Churchill Downs unloads social gaming unit to Aristocrat in billion-dollar deal

Thursday, November 30, 2017 2:13 AM

Churchill Downs is selling its Big Fish social games division to Aristocrat Technologies for $990 million in cash, marking the latest marquee deal involving social casinos.

“Big Fish is a very successful business with a bright future that will be best realized by being part of Aristocrat’s strategy and vision for their online and mobile gaming portfolio. We thank our team members at Big Fish for their outstanding efforts over the three years since CDI acquired Big Fish,” Bill Carstanjen, chief executive officer of Churchill Downs, said in a statement Wednesday afternoon.

The move comes less than three years after Big Fish Games was first acquired by Churchill Downs, December 2014.

The announced sale is the latest in a flurry of wheeling and dealing that has taken place in the social casino space over the past year.

Last April, International Game Technology sold its DoubleDown social games business to a South Korean company for $825 million. In the summer of 2016, Caesars sold Playtika to Chinese investors for $4.4 billion.

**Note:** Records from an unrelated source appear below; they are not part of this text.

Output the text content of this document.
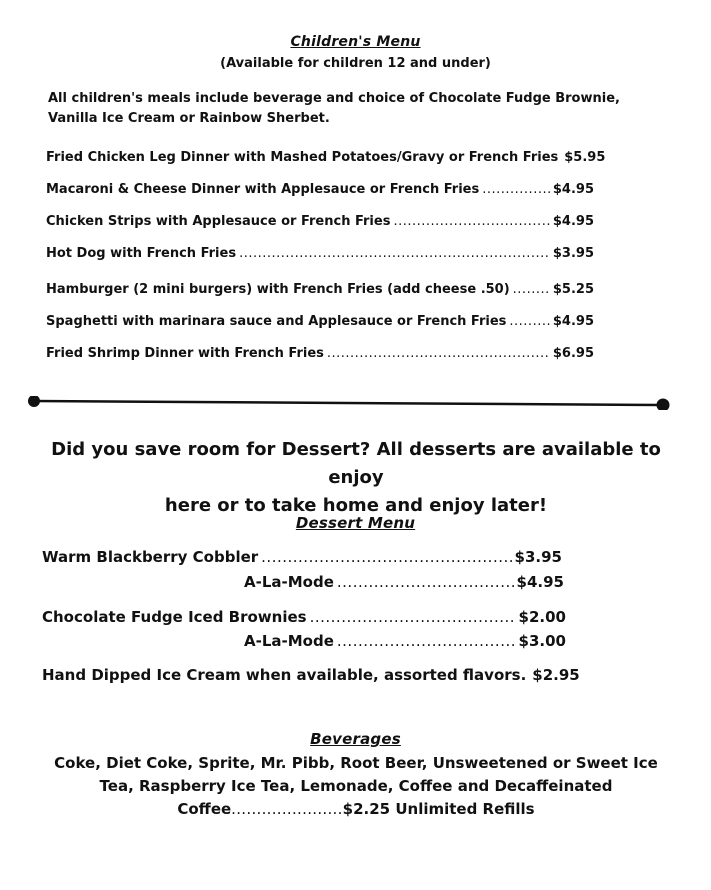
Children's Menu
(Available for children 12 and under)
All children's meals include beverage and choice of Chocolate Fudge Brownie, Vanilla Ice Cream or Rainbow Sherbet.
Fried Chicken Leg Dinner with Mashed Potatoes/Gravy or French Fries $5.95
Macaroni & Cheese Dinner with Applesauce or French Fries .....	$4.95
Chicken Strips with Applesauce or French Fries .....	$4.95
Hot Dog with French Fries .....	$3.95
Hamburger (2 mini burgers) with French Fries (add cheese .50) .....	$5.25
Spaghetti with marinara sauce and Applesauce or French Fries .....	$4.95
Fried Shrimp Dinner with French Fries .....	$6.95
Did you save room for Dessert? All desserts are available to enjoy
here or to take home and enjoy later!
Dessert Menu
Warm Blackberry Cobbler .....	$3.95
A-La-Mode .....	$4.95
Chocolate Fudge Iced Brownies .....	$2.00
A-La-Mode .....	$3.00
Hand Dipped Ice Cream when available, assorted flavors. $2.95
Beverages
Coke, Diet Coke, Sprite, Mr. Pibb, Root Beer, Unsweetened or Sweet Ice
Tea, Raspberry Ice Tea, Lemonade, Coffee and Decaffeinated
Coffee......................$2.25 Unlimited Refills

Big Fish, which offers three segments of games ranging from social casino to casual and mid-core to premium, has generated mixed performances in recent quarters, with revenues, EBITDA and bookings failing to generate sustainable lift.

For the third quarter, Big Fish revenues were down by $4.4 million year-over-year and EBITDA declined by $10.2 million. These results came despite an $9.1 million increase in revenues from the social casino segment, indicating that Big Fish was having trouble retaining and monetizing customers at the higher buy-in levels.

Churchill’s acquisition of Big Fish in 2014 gave it “new products, new customers, new geographies and new sizeable growth opportunities,” Carstanjen said at the time. But with the sale, the company will recalibrate and devote more resources to its bread and butter operations.

“We will refocus our strategy on our core assets and capabilities including growing the Kentucky Derby, expanding the casino segment, TwinSpires.com and other forms of real money gaming, and maximizing our thoroughbred racing operations,” Carstanjen explained.

For Aristocrat, the deal marks the Australian company’s second major social gaming deal in the second half of 2017. In August, it acquired Plarium, an Israeli social game developer, for $500 million.

“Big Fish’s digital-first social casino content and industry-leading meta-game capability and applications are highly complementary to Aristocrat’s existing and industry-leading land based digital content business,” said Trevor Croker, chief executive officer of Aristocrat.

The acquisition is scheduled to be fully approved in the first quarter of 2018 upon meeting standard regulatory approvals and closing conditions.